How to have MySQL entitle the machine’s root user


I'm trying to run mysqlcheck. Its failing with:

$ sudo su -
# mysqlcheck --auto-repair --all-databases
mysqlcheck: Got error: 1045: Access denied for user 'root'@'localhost' (using password: NO) when trying to connect

Other questions and answer say to modify or reset MySQL passwords. I don't really want to do that since I don't know the impact. If there are any scripts using it, then I will break them. At minimum, I have to share it with two other [part-time] system administrators, so its mostly a pain.

What I would like is for MySQL to recognize the machine's root user (uid 0) and entitle it with all the privileges bestowed upon root.

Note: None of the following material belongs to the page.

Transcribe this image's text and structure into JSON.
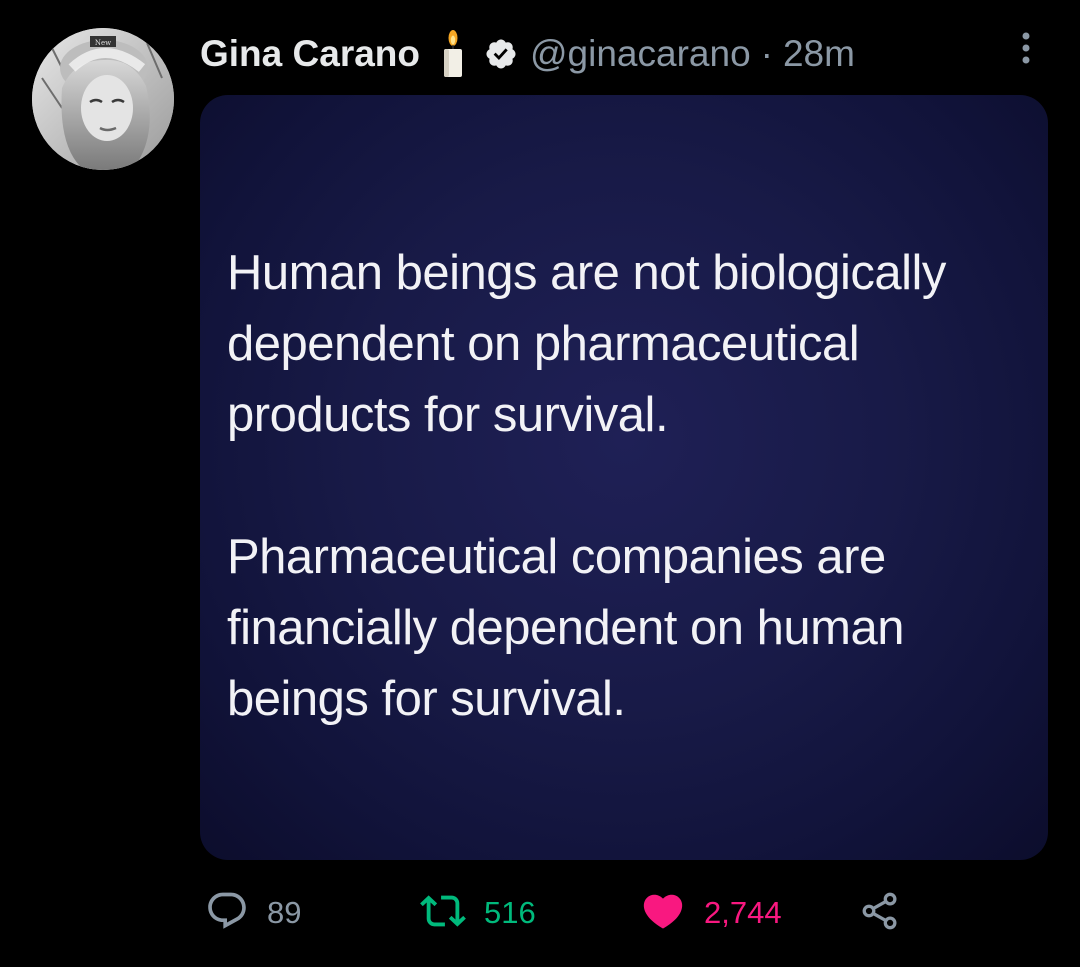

I'm working on CentOS 7.2. How do I have MySQL entitle the root user?

Here are some related questions. They all lead back to modifying the password.

Best Answer

In MySQL 5.5+ you can use the auth_socket authentication plugin for this:

CREATE USER 'root'@'localhost' IDENTIFIED WITH auth_socket;

MariaDB 5.2.0+ has a similar unix_socket plugin – as far as I know, it is even active by default:

INSTALL PLUGIN unix_socket SONAME 'auth_socket';

Similarly, PostgreSQL has the "local" auth method in its pg_hba.conf and enables it by default.

On Unixes, the general mechanism is often called "peercred", as in SO_PEERCRED. (The Windows equivalent is often called "Windows Native Authentication".)